ContractsProf Blog

Editor: Jeremy Telman
Oklahoma City University
School of Law

Wednesday, April 10, 2024

Breach of K Claim for Denial of Tenure Can Proceed Against Harvard University

Benjamin Edelman, who taught at Harvard Business School for eleven years, is suing Harvard University for wrongful denial of tenure. He has set up a website explaining his reasons for suing and tracking the progress of his case. His complaint is here.  He alleges breach of contract, breach of the duty of good faith and fair dealing, and promissory estoppel. 

HBSIt seems that there were no obstacles to Mr. Edelman's tenure that related directly to his teaching and scholarship. Rather, Mr. Edelman ran into trouble based on his extracurricular activities, concerns about his undisclosed consulting activities, and some anonymous complaints. In one notorious episode, Mr. Edelman launched a campaign against a local Chinese restaurant that charged prices higher than those it advertised online. Apparently, the University objected to Mr. Edelman's zeal in remonstrating over a $4 overcharge, and Mr. Edelman apologized for his conduct.

Hypothetically, one can imagine that a university might not want to grant tenure to someone whose abrasive conduct might reflect poorly on the institution or who is routinely disrespectful of students or staff (making no assumptions as to the nature of the anonymous complaints in Mr. Edelman's case). Mr. Edelman seems to have been a Wunderkind, and the dispute is not about either his credentials (pure Harvard) or his professional performance. Still, nobody should be compelled to receive a life sentence to have a jerk as a colleague. Of course, these processes are opaque, so it is understandable that Mr. Edelman is miffed, and of course, the rest of us are left to guess about what motivated Harvard's decision.  People can be nice geniuses. I've worked with many people who combined extraordinary intelligence and drive with outsized humility and humanitas.

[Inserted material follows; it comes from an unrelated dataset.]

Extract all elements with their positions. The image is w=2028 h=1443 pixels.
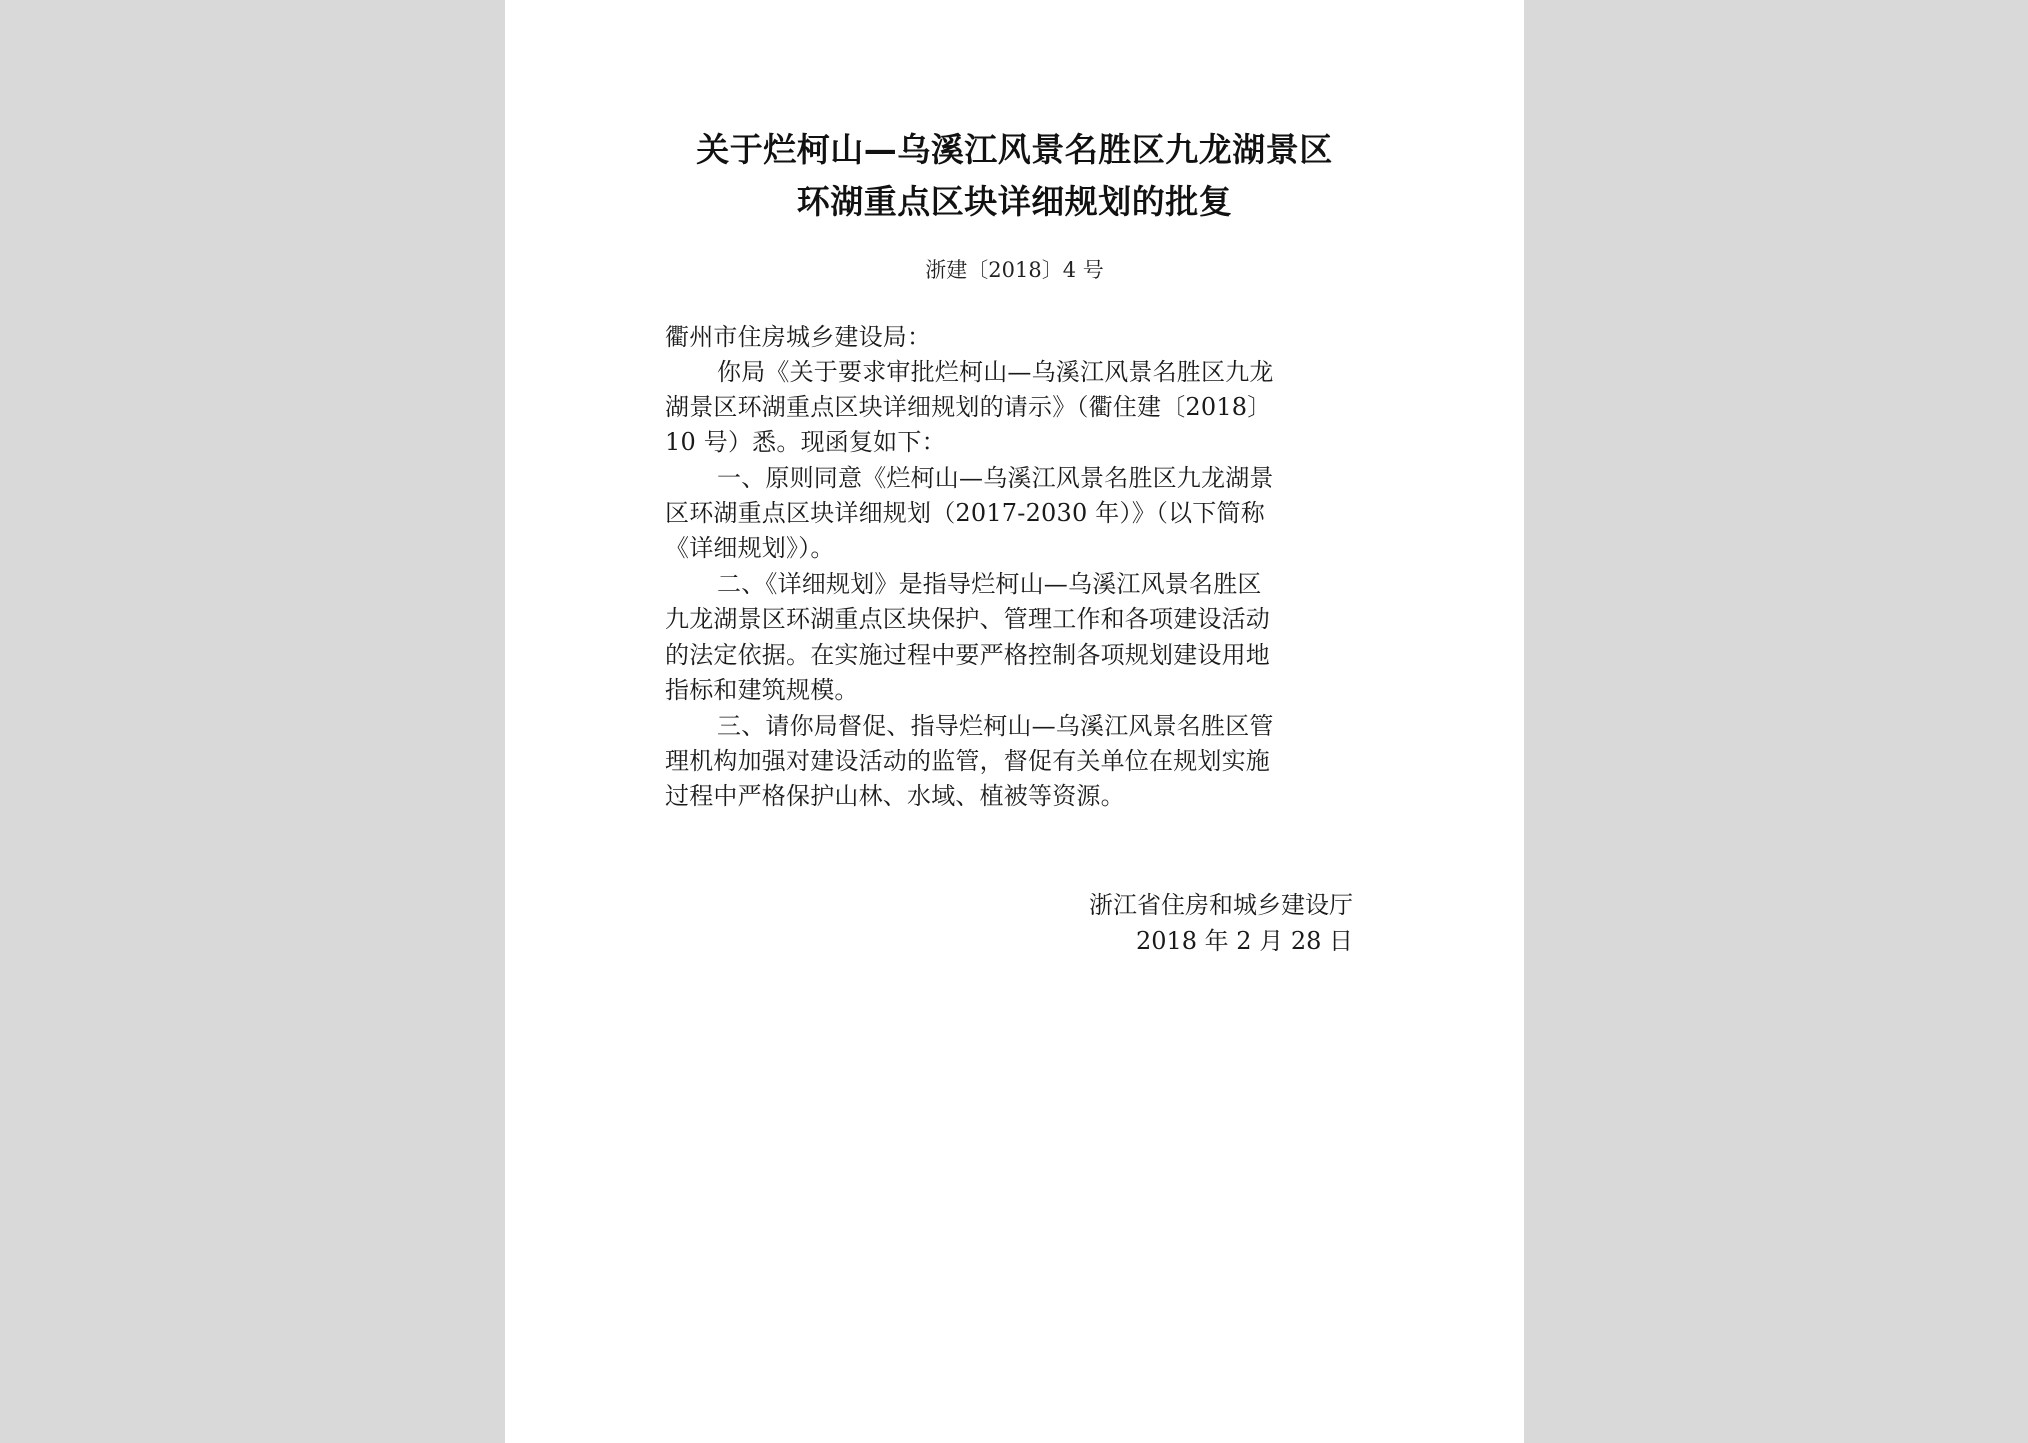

However, Mr. Edelman alleged procedural irregularities aplenty. Harvard moved to dismiss.

Last month, the Massachusetts Superior Court denied Harvard's motion to dismiss. The opinion references both Harvard Business School's Policies and Procedures with Respect to Faculty Appointments and Promotions ("Tenure Policy") and the Principles and Procedures for Responding to Matters of Faculty Conduct ("P&P"). However, it seems that Mr. Edelman's claims arise under the P&P alone. Disappointingly for this Blog, Harvard did not contest whether the P&P constituted a contract for the purposes of its motion to dismiss. With that impediment removed, the court had no difficulty concluding that Mr. Edelman's factual allegations sufficed to state claims on all three of his causes of action.